Saturday, October 07, 2006

Que Sera, Sera


Hitch Part 7 of 15

In 1956, at Parmounts suggestion, Alfred Hitchcock remade his 1934 British film, The Man Who Knew Too Much. The story concerns the McKenna's (Jimmey Stewart and Doris Day) an American couple who get mixed up in an assassination plot wile on vacation in Morocco. It seems that an unspecified group has enterd into a conspiracy to kill the Prime Minister of an unspecified nation, and the McKenna's learned a little bit too much about this from a dying French agent who was trying to foil the plot.

To keep them quite about what they know, a seemingly innocuous but ultimately heinous middle-aged British couple, the Draytons (Bernard Miles and Brenda De Banzie) kidnap the McKenna's son and take him to London. It is in London that the film takes on a taught quality that lay just bellow the surfice during the pictures relatively casual frist fifty minutes. I didn't really appreciate this film when I first saw it over seven years ago, but enjoyed it more fully in this my second viewing. The Albert Hall sequence is just fantastic.
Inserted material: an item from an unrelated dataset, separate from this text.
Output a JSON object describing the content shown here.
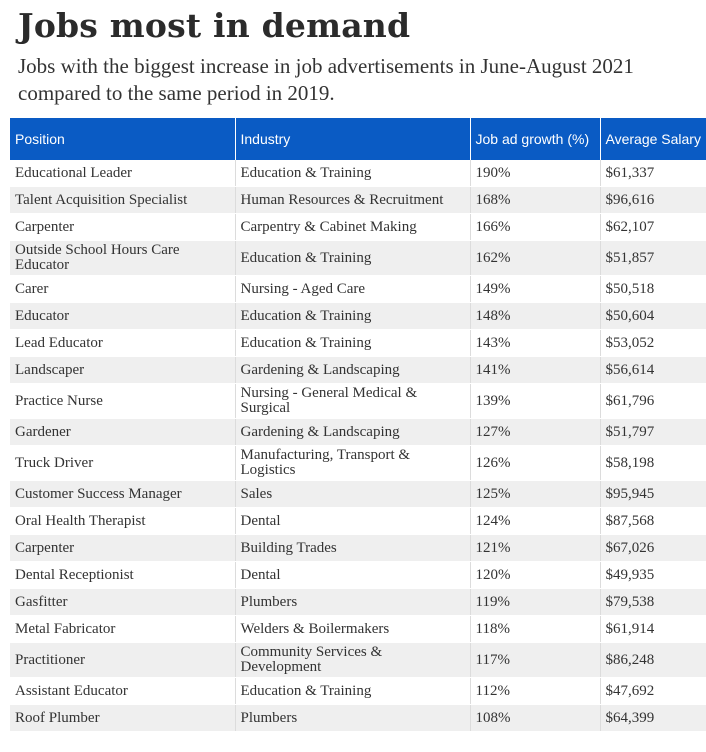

The Man Who Knew Too Much, in addition to the standard Hitchcock cameo, also features the films composer, Bernard Herrmann, appearing as himself conducting the London Symphony Orchestra. like many films of the 1950's this is one movie with which you can play a favorite game of mine, it's called 'Spot Carolyn Jones'. Ms. Jones, most known today for her role as Mortica in The Addams Family series of the 1960's, was a near ubiquitious presence in very small roles in numerious films of the Eisenhower era. Finding her is made all the more tricky when she appears on screen as a blond, which she does in this film. But sighting Carolyn on screen will hopefully not be as difficult for you, as finding the correct Ambrose Chapel was for the McKenna's.

1 Comments:

At 12:44 PM, Blogger Chris said...

The '34 version has Peter Lorre. The '56 version does not. Without having seen the remake (the original is in the public domain, and available on Archive.org), I would still suggest the presence-of-Lorre question answers the advisability of the remake.